1.         Defendant Xiaowei Hong’s Motion for a Protective Order Regarding [His] Deposition is DENIED as MOOT.

2.         Defendants Xiaowei Hong’s, et al.’s Demurrer to Plaintiff’s Second Amended Verified Complaint is ruled on as follows: SUSTAINED as to the first through fifth causes of action (i.e., as to William, FCSI, HDDCC, KBDCSI, KBCCI, KBCW, KBDOI, PQI, KBHCI, Mary, Dong, FCI and KBDI), SUSTAINED as to the eighth and ninth causes of action (i.e., as to William) and OVERRULED as to sixth and seventh causes of action (i.e., as to William). The court will hear from counsel for Plaintiff as to whether leave to amend is requested, and as to which cause(s) of action, and will require an offer of proof if so.  

Background    

Plaintiff Weng Bo (“Plaintiff”) alleges as follows:

Prior to June 2, 2016, Xiaowei Hong (“William”) approached Plaintiff for a $1 million loan to purchase inventory and equipment for Fullerton Cabinet Inc. (“FCI”) and KB Depot Inc. (“KBDI”). On or about June 2, 2016, Plaintiff loaned $1 million to FCI through William in a representative capacity for FCI, with 0.85% monthly interest. William executed a Promissory Note on behalf of FCI for said loan. Between June 2, 2016 and January 29, 2021, William only repaid a portion of the loan. On May 1, 2017, William filed a certificate of dissolution of FCI, representing therein that all company debts and liabilities had been actually paid or permitted for as far as company assets permitted. Prior to January 29, 2021, William approached Plaintiff for additional funds needed to purchase inventory for KBDI. On January 29, 2021, William made and executed a “Guaranty for Stock Ownership” in a representative capacity for KBDI, wherein Plaintiff would provide funds to William to purchase inventory for KBDI in return for 51% shares of KBDI until repayment of the debt was confirmed by Plaintiff. Plaintiff provided these funds but was not repaid or given the 51% shares.

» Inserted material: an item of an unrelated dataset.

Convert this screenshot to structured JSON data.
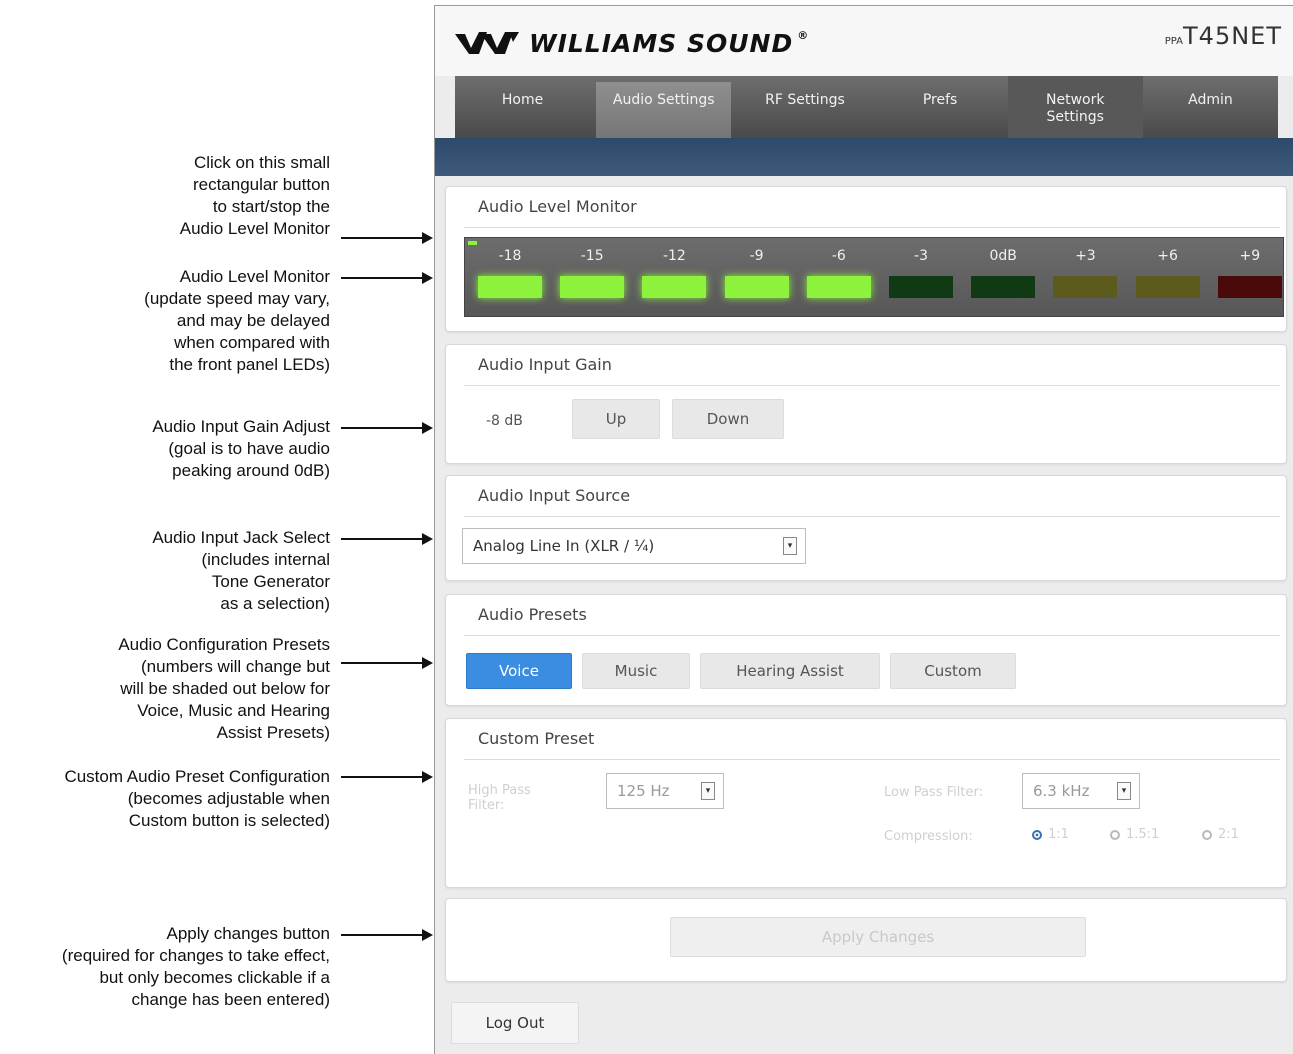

On August 22, 2022, Plaintiff filed a Second Amended Complaint, asserting causes of action against William, KBDI, K&B Depot Inc., FCI, Fullerton Cabinet & Stone Inc. (“FCSI”), HD Design & Construction, Corp. (“HDDCC”), KB Depot Home Inc., KB Depot Cabinet & Stone Inc. (“KBDCSI”), KB Cabinets & Countertop Inc. (“KBCCI”), KB Cabinetry Wholesaler (“KBCW”), Haiyan Zhuang (“Mary”), Shu Hong, Lang Zhang (“L. Zhang”), Dong Zhang (“Dong”), Premium Quartz Inc. (“PQI”), GZ Transport Inc. (“GZ Transport”), Yong’s Trucking Inc. (“Yong’s Trucking”), KB Home Construction Inc. (“KBHCI”), KB Depot Outlet Inc. (“KBDOI”), New Sun International, LLC (“New Sun”) and Does 1-100 for:

1.               Declaratory Relief

2.               Breach of Written Contract

3.               Money Had and Received

4.               Fraud

5.               Conversion

6.               Breach of Fiduciary Duties

7.               Accounting

8.               Involuntary Dissolution

9.               Preliminary and Permanent Injunction

On September 8, 2022, the court dismissed K&B Depot Inc., Shu Hong and New Sun without prejudice, per Plaintiff’s counsel’s oral request.

On September 14, 2022, Plaintiff dismissed KB Home Depot Inc., without prejudice.

1.         Motion for Protective Order

Legal Standard

“Before, during, or after a deposition, any party, any deponent, or any other affected natural person or organization may promptly move for a protective order. The motion shall be accompanied by a meet and confer declaration under Section 2016.040.” (Code Civ. Proc., § 2025.420, subd. (a).) “The court, for good cause shown, may make any order that justice requires to protect any party, deponent, or other natural person or organization from unwarranted annoyance, embarrassment, or oppression, or undue burden and expense. This protective order may include, but is not limited to, one or more of the following directions: . . . (2) That the deposition be taken at a different time . . . (5) That the deposition be taken only on certain specified terms and conditions. . .” (Code Civ. Proc., § 2025.420, subd. (b).)

Discussion

William moves the court for a protective order that his deposition be taken (1) at a different time and (2) only on certain specified terms and conditions (i.e., as follows: (1) after the OSC re: failure to file proof of service then set for March 22, 2022 in this case in order to allow the 7 defendants who have not yet been served to either be served or dismissed; (2) after the hearing on the demurrers by Hong and other 14 defendants [then set to be heard March 22, 2022 in this case] and (3) after the Motion to Transfer and Consolidate [then set to be heard on April 25, 2022 in the KB Depot Action].)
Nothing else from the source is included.